Well folks. We made it. We’ve hit the middle of summer just in time for winter in Westeros. In honour of today’s triumphant return of GoT, I’d like to write about one of the my favourite family trips: spring break in Croatia.
My parents and I are very close. This is probably a result of me being the spoiled only child (we do have a dog though who happens to be the most handsome member of our family, but I digress). The past two spring breaks, instead of getting black out in Cancun or Florida, my parents and I have met up somewhere in the world for a spring getaway. This past year, our chosen location was Croatia, a country with rich history, beautiful churches, incredible landscapes, and where a lot of GoT happened to be filmed (but, I mean, this wasn’t the primary reason we decided to go… psh… that would be silly…).
So, what happens when three nerds go to Croatia? They go on a GoT filming locations tour of course!
A quick disclaimer. Although all three of us have watched every episode of GoT, we all watched them separately and at different times. (Wasn’t about to watch all those sex-position scenes with the rents). But though we each experienced the show itself separately, I’m glad that we experienced Croatia together!

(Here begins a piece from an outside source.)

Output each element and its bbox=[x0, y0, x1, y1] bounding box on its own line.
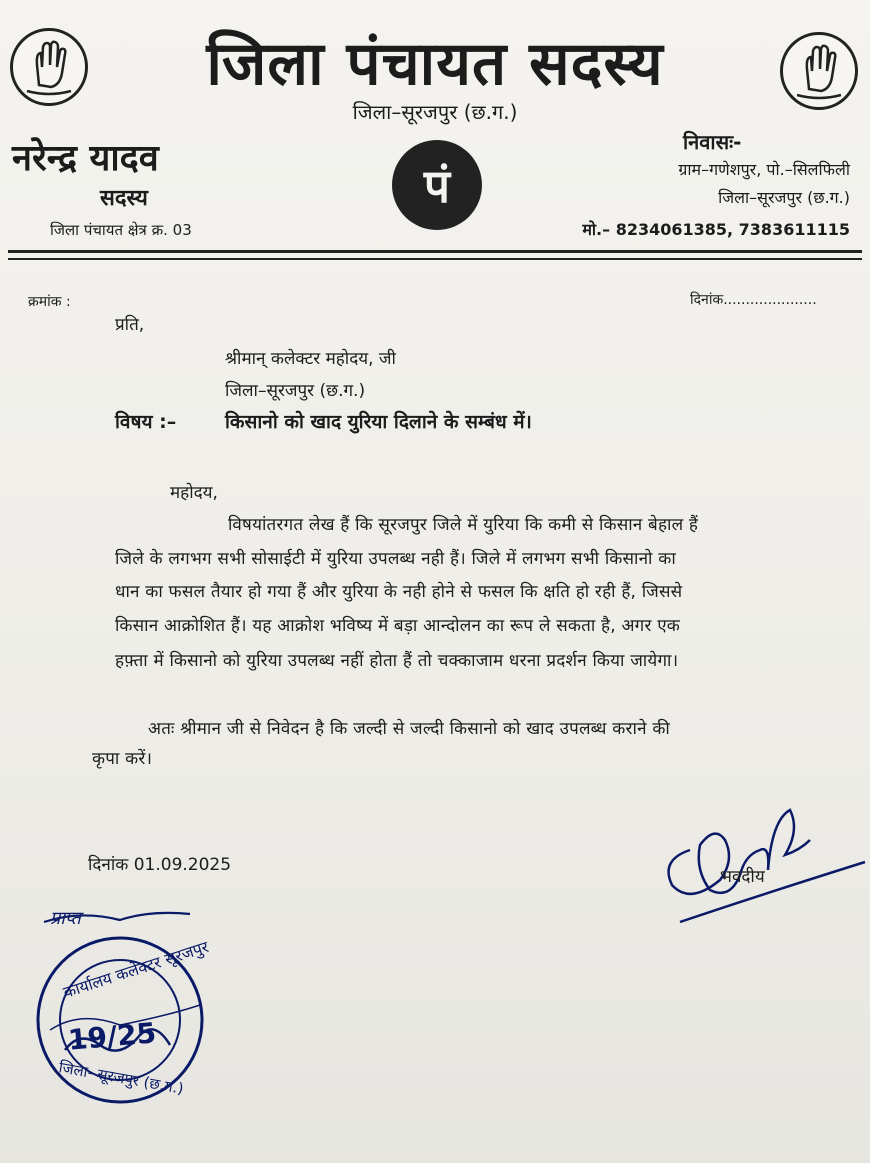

The most recognisable GoT filming location is the stunning city of Dubrovnik. The old city is entirely contained behind great stone walls that dwarfed me and my parents. Inside the town, the cobblestoned streets form narrow alleyways that just begged to be explored. Though the main boulevard is lined with tourist shops and gelato joints, the back alleys still retain their rustic charm. Stray cats rule the quiet side streets and it’s not hard to imagine Arya hiding around the corner with needle in hand. The busier parts of town feature ornate churches but also hidden courtyards rich in history and character.
However, as stunning as Dubrovnik is at ground level, the city really shines from above. King’s Landing comes to life when admiring the city from its great wall. From the walls, we looked out over a sea of red roofs each lovingly baked by the Adriatic sun. The actual sea was no less stunning. It was a shimmery blue that stood out in contrast to the white limestone walls. While I wouldn’t wish King’s Landing on my worst enemy, I do think I could spend hours staring out upon its real world double.
Damn you are so fine Dubrovnik
In addition to Dubrovnik, we visited the fortress of Klis, which served as the skeleton for the set of Mereen. Several scenes were also filmed in the Catacombs of Diocletian’s old palace in Split which we also paid pilgrimage to. We also walked around the botanical garden which was dressed up for the Purple Wedding, my favourite of the GoT nuptials. And while we were careful not to crash any weddings, for fear of being caught in a Westerosian bloodbath, we did enjoy plenty of gelato, a lovely classical concert, and a historical tour of the area.
Photos from Split and from the Klis Fortress
Anyways, welcome back GoT! I’ve seen you in real life now, but damn have I missed seeing you on my screen as well!